Only the most diehard football fans knew who Judge was before Tuesday’s stunning announcement that he would sit in the office as Allie Sherman, Bill Parcells and Tom Coughlin.
Judge has worked for highly successful organizations, as Alabama’s and, most recently, New England’s special teams coordinators. Judge also was the Patriots receivers coach. He knows what success looks like and feels like but he can create that for the Giants? Who knows.
Judge was quickly moving up the list of intriguing young coaches. Mississippi State was poised to make Judge, a former Bulldogs player, its head coach. And when Pats offensive coordinator Josh McDaniel accepted the Indianapolis Colts job, if only in Central Belichick Time, he tabbed Judge as one of his lieutenants.
We know that people in the know hold Judge in esteem.

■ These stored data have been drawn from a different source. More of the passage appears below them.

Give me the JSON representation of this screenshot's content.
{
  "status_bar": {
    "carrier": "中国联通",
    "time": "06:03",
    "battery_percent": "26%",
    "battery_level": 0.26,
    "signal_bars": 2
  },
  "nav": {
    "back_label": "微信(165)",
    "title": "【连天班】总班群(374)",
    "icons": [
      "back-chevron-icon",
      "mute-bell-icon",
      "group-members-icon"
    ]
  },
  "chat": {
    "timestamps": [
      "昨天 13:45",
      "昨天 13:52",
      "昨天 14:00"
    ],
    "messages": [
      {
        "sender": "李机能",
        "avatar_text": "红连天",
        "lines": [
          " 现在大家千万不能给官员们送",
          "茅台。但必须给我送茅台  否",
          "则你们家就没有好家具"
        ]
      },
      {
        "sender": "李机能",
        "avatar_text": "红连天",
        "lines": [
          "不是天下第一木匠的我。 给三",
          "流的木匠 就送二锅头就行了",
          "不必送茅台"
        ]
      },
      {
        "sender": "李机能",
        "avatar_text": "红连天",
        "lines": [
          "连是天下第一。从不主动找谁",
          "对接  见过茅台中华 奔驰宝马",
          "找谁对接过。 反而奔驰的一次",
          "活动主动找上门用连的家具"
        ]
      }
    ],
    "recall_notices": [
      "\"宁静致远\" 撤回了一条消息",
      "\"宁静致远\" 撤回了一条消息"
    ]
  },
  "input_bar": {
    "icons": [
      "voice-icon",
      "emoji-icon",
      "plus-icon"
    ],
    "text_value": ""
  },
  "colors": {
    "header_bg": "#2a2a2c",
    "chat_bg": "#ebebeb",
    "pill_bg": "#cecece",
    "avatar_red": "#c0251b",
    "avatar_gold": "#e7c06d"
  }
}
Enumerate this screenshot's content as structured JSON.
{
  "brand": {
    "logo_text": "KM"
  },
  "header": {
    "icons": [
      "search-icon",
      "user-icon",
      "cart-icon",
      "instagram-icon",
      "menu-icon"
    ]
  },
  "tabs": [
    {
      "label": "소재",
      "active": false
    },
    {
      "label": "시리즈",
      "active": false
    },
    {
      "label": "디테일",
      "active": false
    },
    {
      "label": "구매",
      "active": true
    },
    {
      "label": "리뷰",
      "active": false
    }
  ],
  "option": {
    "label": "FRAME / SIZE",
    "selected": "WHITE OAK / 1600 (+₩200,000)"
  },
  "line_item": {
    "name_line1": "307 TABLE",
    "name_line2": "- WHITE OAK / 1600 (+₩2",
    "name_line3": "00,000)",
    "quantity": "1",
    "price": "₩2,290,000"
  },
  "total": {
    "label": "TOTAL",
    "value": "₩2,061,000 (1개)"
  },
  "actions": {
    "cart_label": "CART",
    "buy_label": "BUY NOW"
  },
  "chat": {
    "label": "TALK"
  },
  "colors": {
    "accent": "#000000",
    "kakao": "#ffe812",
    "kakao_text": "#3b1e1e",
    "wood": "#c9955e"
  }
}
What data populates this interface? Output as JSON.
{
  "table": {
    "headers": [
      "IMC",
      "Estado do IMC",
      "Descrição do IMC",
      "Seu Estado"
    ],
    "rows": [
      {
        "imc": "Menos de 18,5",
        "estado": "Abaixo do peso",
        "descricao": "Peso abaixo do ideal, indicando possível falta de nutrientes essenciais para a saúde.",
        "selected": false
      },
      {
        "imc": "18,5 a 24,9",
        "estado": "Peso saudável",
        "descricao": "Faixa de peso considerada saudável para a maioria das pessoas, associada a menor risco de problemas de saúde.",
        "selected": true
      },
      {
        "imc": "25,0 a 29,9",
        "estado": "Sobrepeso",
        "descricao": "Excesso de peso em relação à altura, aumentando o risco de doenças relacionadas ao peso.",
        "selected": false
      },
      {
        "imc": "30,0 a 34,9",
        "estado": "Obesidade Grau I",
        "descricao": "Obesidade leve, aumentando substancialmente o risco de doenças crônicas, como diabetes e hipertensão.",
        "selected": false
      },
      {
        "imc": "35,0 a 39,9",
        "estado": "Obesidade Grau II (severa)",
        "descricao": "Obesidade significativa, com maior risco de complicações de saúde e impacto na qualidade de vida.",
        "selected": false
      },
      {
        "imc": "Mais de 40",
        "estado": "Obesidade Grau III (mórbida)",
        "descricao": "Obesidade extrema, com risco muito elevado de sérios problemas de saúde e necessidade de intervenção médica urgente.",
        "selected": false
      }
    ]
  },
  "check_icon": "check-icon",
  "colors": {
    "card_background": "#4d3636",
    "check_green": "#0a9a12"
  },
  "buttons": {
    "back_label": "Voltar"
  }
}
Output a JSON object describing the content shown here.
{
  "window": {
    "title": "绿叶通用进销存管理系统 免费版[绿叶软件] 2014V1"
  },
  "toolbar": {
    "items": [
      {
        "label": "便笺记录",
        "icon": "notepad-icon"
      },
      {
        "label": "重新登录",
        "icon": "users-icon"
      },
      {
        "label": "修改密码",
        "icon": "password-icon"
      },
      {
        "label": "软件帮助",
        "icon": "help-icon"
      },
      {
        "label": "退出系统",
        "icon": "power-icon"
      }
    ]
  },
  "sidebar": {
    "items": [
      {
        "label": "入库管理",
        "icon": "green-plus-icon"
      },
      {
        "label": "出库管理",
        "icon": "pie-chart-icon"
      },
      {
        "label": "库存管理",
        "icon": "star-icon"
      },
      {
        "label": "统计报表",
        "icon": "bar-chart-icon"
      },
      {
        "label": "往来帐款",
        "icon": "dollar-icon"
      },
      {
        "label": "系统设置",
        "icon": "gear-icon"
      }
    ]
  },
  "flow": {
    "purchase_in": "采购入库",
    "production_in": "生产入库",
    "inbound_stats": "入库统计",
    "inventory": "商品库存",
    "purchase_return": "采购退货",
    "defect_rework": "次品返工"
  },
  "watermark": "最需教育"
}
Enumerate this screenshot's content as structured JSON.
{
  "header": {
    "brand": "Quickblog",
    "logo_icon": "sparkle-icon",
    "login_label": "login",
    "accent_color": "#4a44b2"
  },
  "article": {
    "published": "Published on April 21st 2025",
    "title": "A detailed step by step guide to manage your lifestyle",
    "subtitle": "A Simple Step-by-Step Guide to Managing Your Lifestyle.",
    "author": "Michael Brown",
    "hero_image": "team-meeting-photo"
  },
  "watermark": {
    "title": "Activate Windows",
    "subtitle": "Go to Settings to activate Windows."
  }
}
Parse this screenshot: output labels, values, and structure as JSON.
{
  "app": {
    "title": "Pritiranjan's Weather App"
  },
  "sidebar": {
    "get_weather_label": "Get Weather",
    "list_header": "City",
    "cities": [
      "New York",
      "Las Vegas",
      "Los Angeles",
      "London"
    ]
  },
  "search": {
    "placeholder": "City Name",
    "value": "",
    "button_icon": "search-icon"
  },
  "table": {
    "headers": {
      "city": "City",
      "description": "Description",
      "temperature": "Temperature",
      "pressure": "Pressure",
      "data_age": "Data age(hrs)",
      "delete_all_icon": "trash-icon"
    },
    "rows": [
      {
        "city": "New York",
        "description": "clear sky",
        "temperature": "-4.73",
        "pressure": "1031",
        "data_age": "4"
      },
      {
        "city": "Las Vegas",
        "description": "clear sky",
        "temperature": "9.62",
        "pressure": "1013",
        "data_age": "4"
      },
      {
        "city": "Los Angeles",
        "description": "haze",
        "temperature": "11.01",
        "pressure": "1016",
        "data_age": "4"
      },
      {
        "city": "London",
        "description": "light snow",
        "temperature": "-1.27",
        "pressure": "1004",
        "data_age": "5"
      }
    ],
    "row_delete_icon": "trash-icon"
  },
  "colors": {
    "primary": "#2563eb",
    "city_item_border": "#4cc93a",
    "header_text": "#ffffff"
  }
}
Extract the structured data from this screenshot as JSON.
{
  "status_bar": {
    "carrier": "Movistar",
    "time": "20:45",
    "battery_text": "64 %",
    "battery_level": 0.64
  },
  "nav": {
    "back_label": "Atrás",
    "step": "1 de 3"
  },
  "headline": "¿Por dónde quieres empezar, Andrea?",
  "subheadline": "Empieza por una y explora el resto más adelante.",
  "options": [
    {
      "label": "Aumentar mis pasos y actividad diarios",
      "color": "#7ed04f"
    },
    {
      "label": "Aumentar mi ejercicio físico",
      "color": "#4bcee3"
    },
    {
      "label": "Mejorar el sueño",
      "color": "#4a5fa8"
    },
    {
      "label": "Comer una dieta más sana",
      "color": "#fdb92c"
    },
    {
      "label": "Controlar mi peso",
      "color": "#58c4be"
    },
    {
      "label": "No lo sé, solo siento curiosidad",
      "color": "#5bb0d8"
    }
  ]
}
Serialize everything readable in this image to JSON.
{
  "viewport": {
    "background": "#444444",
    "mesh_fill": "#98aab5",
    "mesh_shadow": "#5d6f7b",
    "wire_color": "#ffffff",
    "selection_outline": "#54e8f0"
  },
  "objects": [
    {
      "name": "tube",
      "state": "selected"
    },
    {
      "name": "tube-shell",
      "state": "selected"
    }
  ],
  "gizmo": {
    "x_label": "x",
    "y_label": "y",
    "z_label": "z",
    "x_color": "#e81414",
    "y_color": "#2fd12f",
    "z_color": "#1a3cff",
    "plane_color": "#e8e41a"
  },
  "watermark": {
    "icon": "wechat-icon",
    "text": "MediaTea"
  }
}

But apparently the Giants no longer are held in high esteem, which should be just as disconcerting as who the Giants have hired.
Mike McCarthy reportedly was high on the Giants list of candidates to replace Pat Shurmur. He chose the Cowboys.
Matt Rhule was supposed to interview for the Giants job on Tuesday. He literally took the money and ran, getting a seven-year, $60 million deal from the Panthers. Rhule reportedly called the Giants hoping to leverage a similar deal from his hometown team and dream job.
Apparently, it’s not as dreamy as it once was, although Rhule got 60 million reasons to find in a new dream in Carolina.
That left the Giants feeling a little more squeezed. McCarthy was gone. Rhule was gone. Judge was on the verge of being gone to Mississippi State.
Think about that – the Giants found themselves competing with a second-tier SEC team located in Starkville, MS.
Judge just turned 38 on Dec. 31st. He is the third youngest head coach in NFL. He has never run an offense or a defense. He is not a quarterback whisperer. He reportedly is a no-nonsense coach not afraid to challenge players.
He could be a remarkable head coach, a diamond in the rough. He could be in way over his head. New England assistant coaches don’t engage with media. New York coaches can’t escape it.
Yes, there are a lot of question marks regarding one Joe Judge. But there is no question about how far the Giants have fallen.